Gastroesophageal reflux disease involves a regurgitation of gastric contents into the esophagus, the passage through which food moves from the mouth to the stomach. The esophagus becomes damaged because it lacks the protective lining of the stomach and is therefore very easily irritated by stomach acids. This causes a burning sensation in the chest, which is commonly known as heartburn or assessed as heart pain, although it has nothing to do with the heart. In addition, the stomach acid can lead to inflammation of the esophagus, and chronic inflammation may lead to ulceration and scarring of the esophagus. These conditions can turn into cancer over time.

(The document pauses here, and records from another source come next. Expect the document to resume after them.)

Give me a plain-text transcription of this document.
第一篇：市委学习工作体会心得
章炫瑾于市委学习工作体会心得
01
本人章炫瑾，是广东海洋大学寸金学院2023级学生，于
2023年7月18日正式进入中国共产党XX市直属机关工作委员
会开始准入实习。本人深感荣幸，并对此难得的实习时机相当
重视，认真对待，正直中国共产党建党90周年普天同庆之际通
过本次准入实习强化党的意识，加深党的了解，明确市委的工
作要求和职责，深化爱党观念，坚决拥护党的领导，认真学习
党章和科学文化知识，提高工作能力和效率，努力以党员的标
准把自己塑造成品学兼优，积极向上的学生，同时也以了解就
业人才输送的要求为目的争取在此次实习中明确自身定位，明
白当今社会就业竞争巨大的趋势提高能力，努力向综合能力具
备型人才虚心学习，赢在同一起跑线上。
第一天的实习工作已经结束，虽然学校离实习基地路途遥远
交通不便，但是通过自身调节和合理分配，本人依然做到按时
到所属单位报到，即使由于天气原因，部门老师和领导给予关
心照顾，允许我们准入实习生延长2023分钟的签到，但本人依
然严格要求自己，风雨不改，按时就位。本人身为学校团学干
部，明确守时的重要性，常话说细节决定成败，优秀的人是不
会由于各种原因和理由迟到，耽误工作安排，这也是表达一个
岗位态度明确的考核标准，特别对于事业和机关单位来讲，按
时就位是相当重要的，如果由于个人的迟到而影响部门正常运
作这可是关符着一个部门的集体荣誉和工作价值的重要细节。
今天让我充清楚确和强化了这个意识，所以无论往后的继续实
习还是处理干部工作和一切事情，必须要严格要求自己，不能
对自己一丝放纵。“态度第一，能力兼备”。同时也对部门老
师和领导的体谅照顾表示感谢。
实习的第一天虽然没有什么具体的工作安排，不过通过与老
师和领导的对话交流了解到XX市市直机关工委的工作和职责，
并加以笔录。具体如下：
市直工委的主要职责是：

In this way, a completely curable condition worsens over time, significantly lowering quality of life due to chronic disease, and may even cause premature death.

Risk Factors

Some of the risk factors for this condition are smoking, eating spicy or acidic foods, obesity, consumption of excessive amounts of alcohol, or simply a weak lower esophageal sphincter, which controls the opening and closing of the entrance to the stomach.

Symptoms

Along with a burning sensation in the chest, you may feel pain when swallowing food, difficulty swallowing, a sour taste in the mouth from acid reflux, hoarseness of voice or cough, wheezing from gastric juices travelling between the throat and lungs, anemia, and shortness of breath in certain body positions.

Diagnosis

The patient’s medical history is usually the main indicator of this diagnosis. Lifestyle, smoking, alcohol, overeating, and lack of exercise may lead to this disease. Also, frequent vomiting after eating or drinking, along with burning or a sour taste in the mouth are signs of acid reflux. X-ray examinations, pH measurement, and fibrogastroscopy must be performed in order to assess the stage of the disease and to determine the need for surgery and the extent of surgery.

Treatment Options

Treatment of GERD depends on the patient's symptoms. As first steps, it is possible to start with medication, sleeping on a higher pillow, and changing eating habits. In severe cases, or when symptoms recur several months after stopping medication and adhering to the regimen, surgery will likely be recommended to tighten the lower esophageal sphincter.

Surgery is most likely to be recommended after the examination establishes whether the hernia is diaphragmatic, hiatus, or axial. I will do this because when the problem is physical and not functional, as is the case with GERD, there is no chance to achieve the desired result with conservative means.